Holdout investors tell Argentina: 'Time is running out' for deal

BUENOS AIRES (Reuters) - Argentina is running out of time to broker a debt deal and avoid another painful default, “holdout” investors suing the country for full repayment on their bond holdings said on Wednesday.

The Economy Ministry building is seen in Buenos Aires June 18, 2014. REUTERS/Enrique Marcarian

Latin America’s No. 3 economy has just two weeks to cut a deal with the holdouts, but a government source told Reuters on Tuesday there would be no face-to-face talks with a court-appointed mediator this week, raising questions over Argentina’s commitment to reaching an agreement. [ID:nL2N0PQ0HA]

The holdouts spurned the terms of Argentina’s restructurings following a $100 billion default in 2002. The country has until July 30 to reach a deal with the funds or face default.

“Time is running out for Argentina,” read a full-page advertisement in Argentina’s El Cronista daily, by a U.S. lobby group working for the New York-based hedge funds. “It is time for Argentina to demand that its leaders behave in a serious and responsible manner to save this country from default.” Addressing leaders of the so-called emerging BRICS economies in Brazil, President Cristina Fernandez said Argentina had, and would continue, to honor its debt obligations to investors who took part in the 2005 and 2010 debt swaps.

But she reiterated that Argentina could not meet a U.S. court order demanding full payment to the holdouts because of a legal clause prohibiting Buenos Aires from offering better terms than those given to investors who accepted large writedowns.

“It is impossible to fulfill what they want,” Fernandez said, standing firm on the government line.


Argentina says it would face claims from other holdouts and bondholders worth more than $100 billion if did break the so-called RUFO clause.

For years Argentina shunned talks with the holdouts, that it portrayed as “vultures” picking on the bones of its default.

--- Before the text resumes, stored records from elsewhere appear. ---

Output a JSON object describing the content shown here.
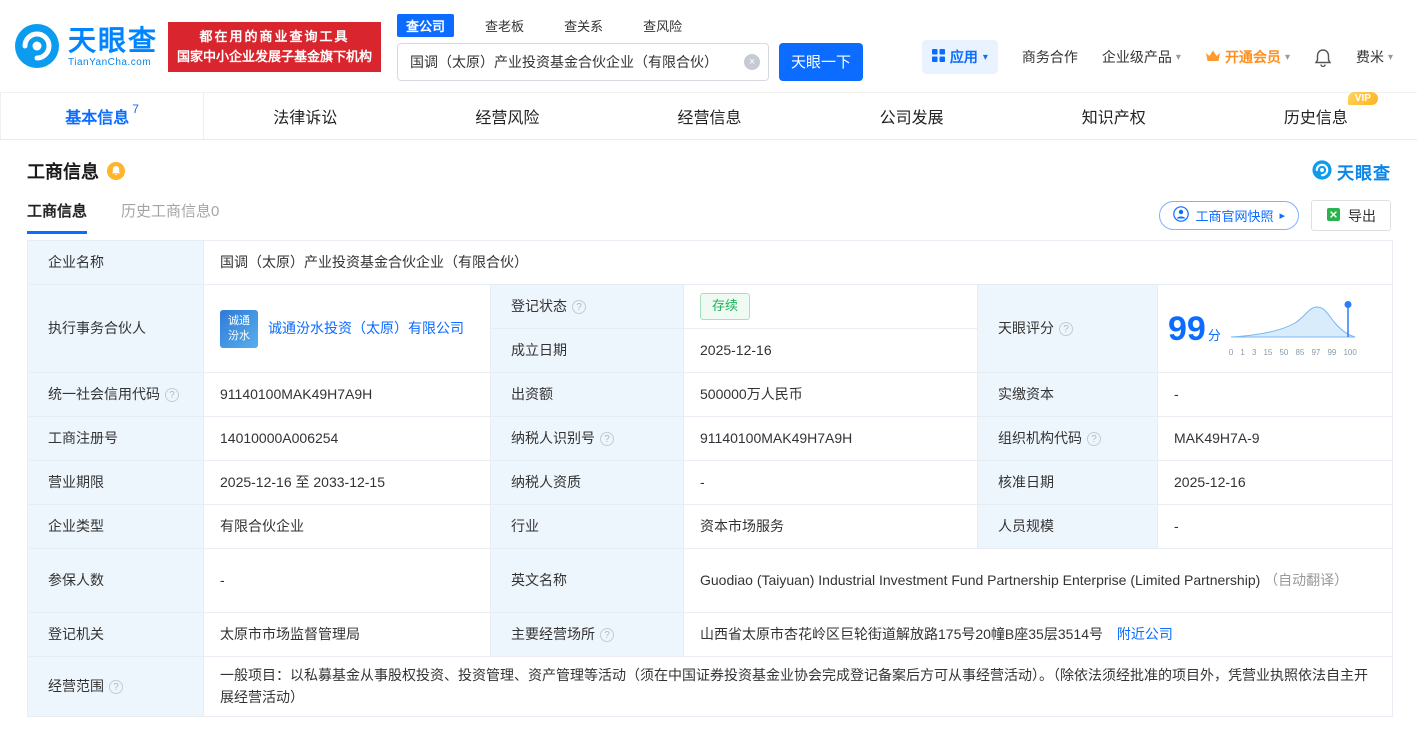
{
  "brand": {
    "name": "天眼查",
    "domain": "TianYanCha.com",
    "promo_line1": "都在用的商业查询工具",
    "promo_line2": "国家中小企业发展子基金旗下机构"
  },
  "search": {
    "tabs": [
      {
        "label": "查公司"
      },
      {
        "label": "查老板"
      },
      {
        "label": "查关系"
      },
      {
        "label": "查风险"
      }
    ],
    "value": "国调（太原）产业投资基金合伙企业（有限合伙）",
    "button": "天眼一下"
  },
  "topnav": {
    "apps": "应用",
    "cooperation": "商务合作",
    "enterprise": "企业级产品",
    "vip": "开通会员",
    "user": "费米"
  },
  "tabs": [
    {
      "label": "基本信息",
      "count": "7"
    },
    {
      "label": "法律诉讼"
    },
    {
      "label": "经营风险"
    },
    {
      "label": "经营信息"
    },
    {
      "label": "公司发展"
    },
    {
      "label": "知识产权"
    },
    {
      "label": "历史信息",
      "tag": "VIP"
    }
  ],
  "section": {
    "title": "工商信息",
    "brand": "天眼查",
    "subtabs": [
      {
        "label": "工商信息"
      },
      {
        "label": "历史工商信息0"
      }
    ],
    "snapshot_button": "工商官网快照",
    "export_button": "导出"
  },
  "fields": {
    "company_name": {
      "label": "企业名称",
      "value": "国调（太原）产业投资基金合伙企业（有限合伙）"
    },
    "executive_partner": {
      "label": "执行事务合伙人",
      "logo_line1": "诚通",
      "logo_line2": "汾水",
      "link": "诚通汾水投资（太原）有限公司"
    },
    "reg_status": {
      "label": "登记状态",
      "value": "存续"
    },
    "establish_date": {
      "label": "成立日期",
      "value": "2025-12-16"
    },
    "credit_code": {
      "label": "统一社会信用代码",
      "value": "91140100MAK49H7A9H"
    },
    "capital": {
      "label": "出资额",
      "value": "500000万人民币"
    },
    "paid_capital": {
      "label": "实缴资本",
      "value": "-"
    },
    "reg_number": {
      "label": "工商注册号",
      "value": "14010000A006254"
    },
    "taxpayer_id": {
      "label": "纳税人识别号",
      "value": "91140100MAK49H7A9H"
    },
    "org_code": {
      "label": "组织机构代码",
      "value": "MAK49H7A-9"
    },
    "business_term": {
      "label": "营业期限",
      "value": "2025-12-16 至 2033-12-15"
    },
    "taxpayer_quality": {
      "label": "纳税人资质",
      "value": "-"
    },
    "approval_date": {
      "label": "核准日期",
      "value": "2025-12-16"
    },
    "company_type": {
      "label": "企业类型",
      "value": "有限合伙企业"
    },
    "industry": {
      "label": "行业",
      "value": "资本市场服务"
    },
    "staff_size": {
      "label": "人员规模",
      "value": "-"
    },
    "insured_count": {
      "label": "参保人数",
      "value": "-"
    },
    "english_name": {
      "label": "英文名称",
      "value": "Guodiao (Taiyuan) Industrial Investment Fund Partnership Enterprise (Limited Partnership)",
      "note": "（自动翻译）"
    },
    "reg_authority": {
      "label": "登记机关",
      "value": "太原市市场监督管理局"
    },
    "business_address": {
      "label": "主要经营场所",
      "value": "山西省太原市杏花岭区巨轮街道解放路175号20幢B座35层3514号",
      "link": "附近公司"
    },
    "business_scope": {
      "label": "经营范围",
      "value": "一般项目：以私募基金从事股权投资、投资管理、资产管理等活动（须在中国证券投资基金业协会完成登记备案后方可从事经营活动）。（除依法须经批准的项目外，凭营业执照依法自主开展经营活动）"
    }
  },
  "score": {
    "label": "天眼评分",
    "value": "99",
    "unit": "分",
    "ticks": [
      "0",
      "1",
      "3",
      "15",
      "50",
      "85",
      "97",
      "99",
      "100"
    ]
  },
  "icons": {
    "help": "?",
    "caret": "▾",
    "clear": "×",
    "arrow": "▸"
  }
}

But the government has exhausted its legal options to get around a 2012 ruling by U.S. District Judge Thomas Griesa that it pay holdouts $1.33 billion, plus accrued interest.

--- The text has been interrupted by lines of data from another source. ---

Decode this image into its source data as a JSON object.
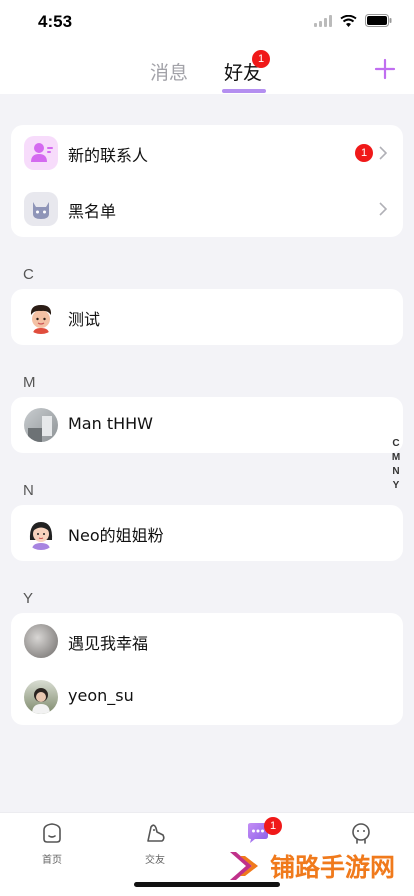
{
  "status_bar": {
    "time": "4:53"
  },
  "header": {
    "tabs": [
      {
        "label": "消息"
      },
      {
        "label": "好友",
        "badge": "1"
      }
    ]
  },
  "special_rows": [
    {
      "label": "新的联系人",
      "badge": "1",
      "icon": "new-contact-icon"
    },
    {
      "label": "黑名单",
      "icon": "blacklist-cat-icon"
    }
  ],
  "sections": [
    {
      "letter": "C",
      "contacts": [
        {
          "name": "测试"
        }
      ]
    },
    {
      "letter": "M",
      "contacts": [
        {
          "name": "Man tHHW"
        }
      ]
    },
    {
      "letter": "N",
      "contacts": [
        {
          "name": "Neo的姐姐粉"
        }
      ]
    },
    {
      "letter": "Y",
      "contacts": [
        {
          "name": "遇见我幸福"
        },
        {
          "name": "yeon_su"
        }
      ]
    }
  ],
  "index_bar": [
    "C",
    "M",
    "N",
    "Y"
  ],
  "bottom_nav": [
    {
      "label": "首页",
      "icon": "home-icon"
    },
    {
      "label": "交友",
      "icon": "dating-icon"
    },
    {
      "label": "",
      "icon": "chat-bubble-icon",
      "badge": "1"
    },
    {
      "label": "",
      "icon": "profile-icon"
    }
  ],
  "watermark": {
    "text": "铺路手游网"
  },
  "colors": {
    "accent": "#b48ff0",
    "badge": "#f01919",
    "background": "#f3f3f7"
  }
}
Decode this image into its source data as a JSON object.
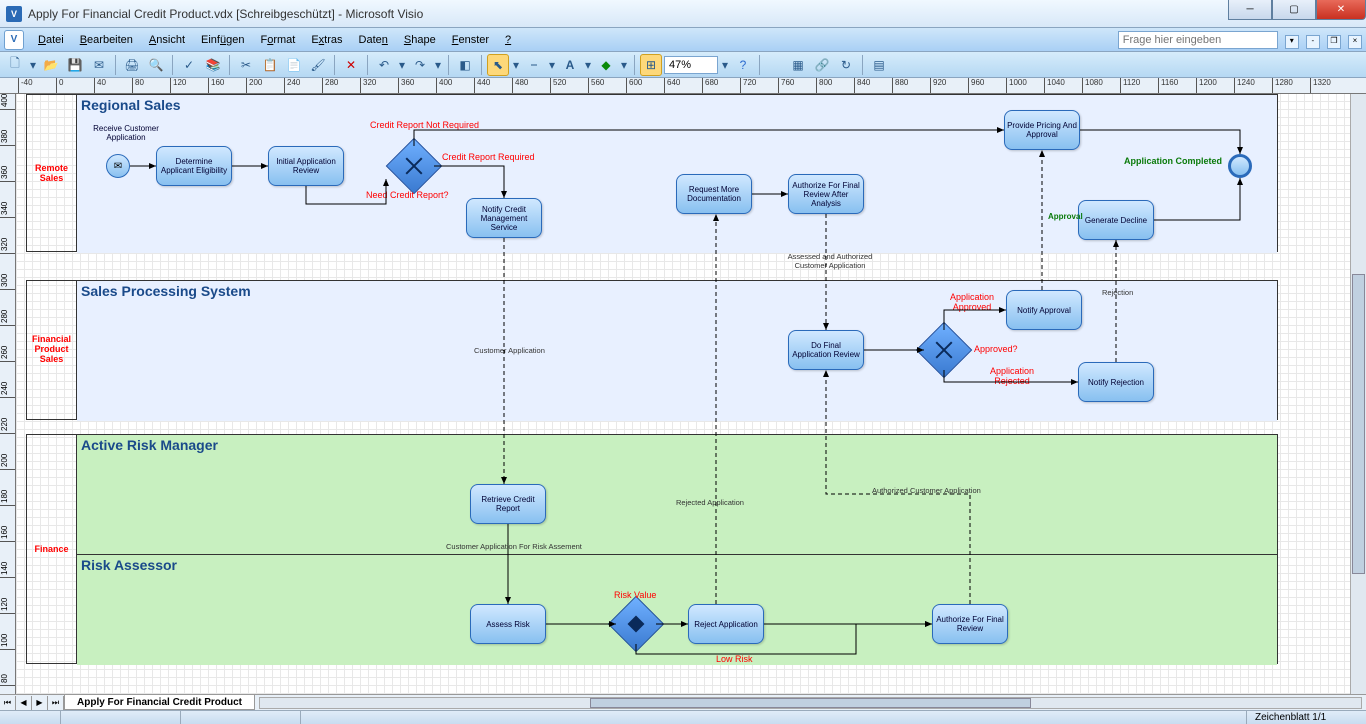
{
  "window": {
    "title": "Apply For Financial Credit Product.vdx  [Schreibgeschützt] - Microsoft Visio"
  },
  "menu": {
    "items": [
      "Datei",
      "Bearbeiten",
      "Ansicht",
      "Einfügen",
      "Format",
      "Extras",
      "Daten",
      "Shape",
      "Fenster",
      "?"
    ],
    "help_placeholder": "Frage hier eingeben"
  },
  "toolbar": {
    "zoom": "47%"
  },
  "ruler_h": [
    -40,
    0,
    40,
    80,
    120,
    160,
    200,
    240,
    280,
    320,
    360,
    400,
    440,
    480,
    520,
    560,
    600,
    640,
    680,
    720,
    760,
    800,
    840,
    880,
    920,
    960,
    1000,
    1040,
    1080,
    1120,
    1160,
    1200,
    1240,
    1280,
    1320
  ],
  "ruler_v": [
    400,
    380,
    360,
    340,
    320,
    300,
    280,
    260,
    240,
    220,
    200,
    180,
    160,
    140,
    120,
    100,
    80
  ],
  "pools": {
    "p1": {
      "header": "Remote Sales"
    },
    "p2": {
      "header": "Financial Product Sales"
    },
    "p3": {
      "header": "Finance"
    }
  },
  "lanes": {
    "l1": {
      "title": "Regional Sales"
    },
    "l2": {
      "title": "Sales Processing System"
    },
    "l3": {
      "title": "Active Risk Manager"
    },
    "l4": {
      "title": "Risk Assessor"
    }
  },
  "tasks": {
    "t1": "Determine Applicant Eligibility",
    "t2": "Initial Application Review",
    "t3": "Notify Credit Management Service",
    "t4": "Request More Documentation",
    "t5": "Authorize For Final Review After Analysis",
    "t6": "Provide Pricing And Approval",
    "t7": "Generate Decline",
    "t8": "Do Final Application Review",
    "t9": "Notify Approval",
    "t10": "Notify Rejection",
    "t11": "Retrieve Credit Report",
    "t12": "Assess Risk",
    "t13": "Reject Application",
    "t14": "Authorize For Final Review"
  },
  "labels": {
    "receive": "Receive Customer Application",
    "need_report": "Need Credit Report?",
    "not_required": "Credit Report Not Required",
    "required": "Credit Report Required",
    "assessed": "Assessed and Authorized Customer Application",
    "approved_q": "Approved?",
    "app_approved": "Application Approved",
    "app_rejected": "Application Rejected",
    "rejection": "Rejection",
    "approval": "Approval",
    "complete": "Application Completed",
    "cust_app": "Customer Application",
    "cust_app_risk": "Customer Application For Risk Assement",
    "rejected_app": "Rejected Application",
    "auth_cust": "Authorized Customer Application",
    "risk_value": "Risk Value",
    "low_risk": "Low Risk"
  },
  "sheet": {
    "tab": "Apply For Financial Credit Product"
  },
  "status": {
    "page": "Zeichenblatt 1/1"
  }
}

A shrinking economy and dwindling foreign reserves have increased pressure on Fernandez to negotiate, though she and her ministers have kept up their frothy, nationalistic rhetoric.

“We need to put an end to this sort of international looting of finances, as they are doing today with Argentina,” Fernandez told supporters ahead of addressing the summit.

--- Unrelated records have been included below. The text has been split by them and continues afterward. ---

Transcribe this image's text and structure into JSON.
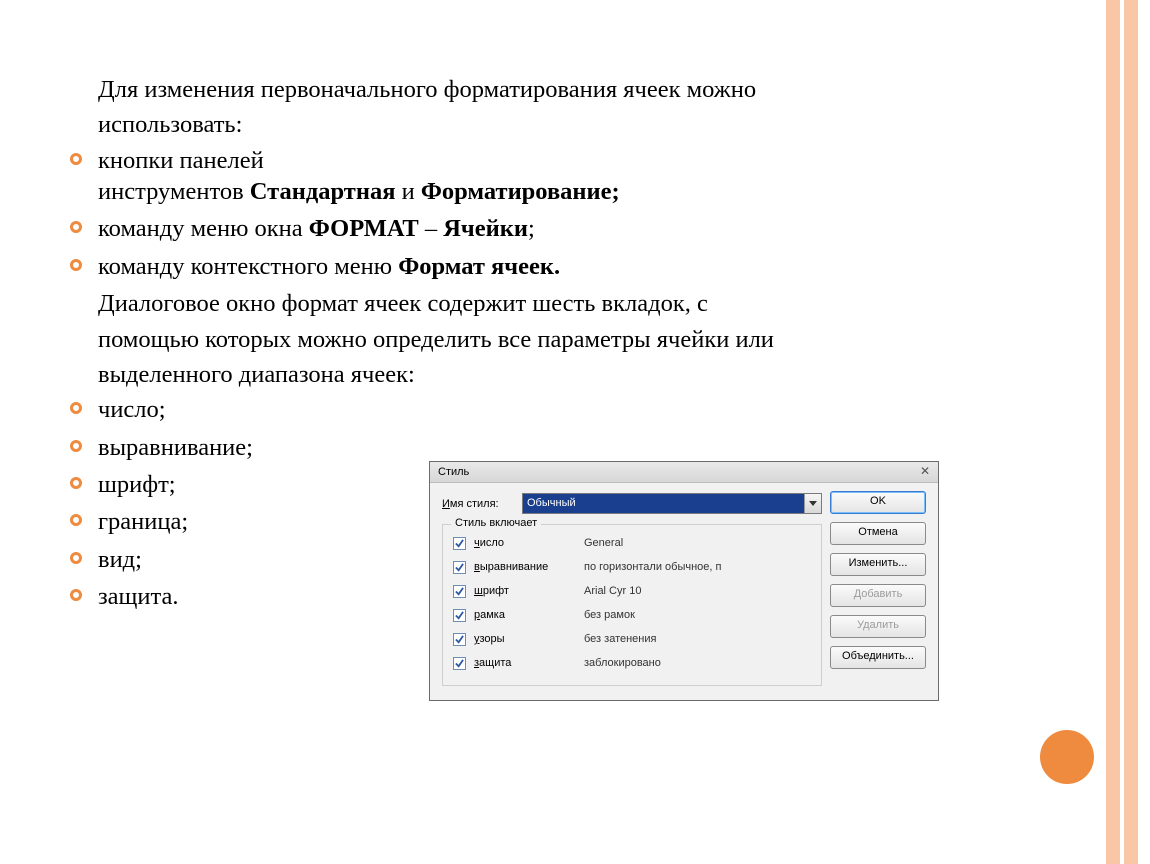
{
  "slide": {
    "intro_line1": "Для изменения первоначального форматирования ячеек можно",
    "intro_line2": "использовать:",
    "bullets_a": {
      "item1_prefix": "кнопки панелей",
      "item1_line2_prefix": "инструментов ",
      "item1_bold1": "Стандартная",
      "item1_and": " и ",
      "item1_bold2": "Форматирование;",
      "item2_prefix": "команду меню окна ",
      "item2_bold1": "ФОРМАТ",
      "item2_dash": " – ",
      "item2_bold2": "Ячейки",
      "item2_suffix": ";",
      "item3_prefix": "команду контекстного меню ",
      "item3_bold": "Формат ячеек."
    },
    "mid_line1": "Диалоговое окно формат ячеек содержит шесть вкладок, с",
    "mid_line2": "помощью которых можно определить все параметры ячейки или",
    "mid_line3": "выделенного диапазона ячеек:",
    "bullets_b": [
      "число;",
      "выравнивание;",
      "шрифт;",
      "граница;",
      "вид;",
      "защита."
    ]
  },
  "dialog": {
    "title": "Стиль",
    "close": "✕",
    "style_name_label": "Имя стиля:",
    "style_name_value": "Обычный",
    "group_legend": "Стиль включает",
    "rows": [
      {
        "label": "число",
        "value": "General"
      },
      {
        "label": "выравнивание",
        "value": "по горизонтали обычное, п"
      },
      {
        "label": "шрифт",
        "value": "Arial Cyr 10"
      },
      {
        "label": "рамка",
        "value": "без рамок"
      },
      {
        "label": "узоры",
        "value": "без затенения"
      },
      {
        "label": "защита",
        "value": "заблокировано"
      }
    ],
    "buttons": {
      "ok": "OK",
      "cancel": "Отмена",
      "modify": "Изменить...",
      "add": "Добавить",
      "delete": "Удалить",
      "merge": "Объединить..."
    }
  }
}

Griesa ruled Argentina could not service its restructured debt until it settled with the “holdouts” and blocked a June 30 interest payment, leaving the funds in limbo and triggering a 30-day grace period.

The Bank of New York Mellon has filed a motion seeking clarity over what it should do with the blocked payment.

Griesa said in New York on Wednesday said he would hear arguments on July 22 related to the banks and payment agents caught up in the Argentine sovereign debt case.

The hedge funds involved in the case, led by Elliott Management Corp and Aurelius Capital Management, say they are willing to accept bonds as part of a deal.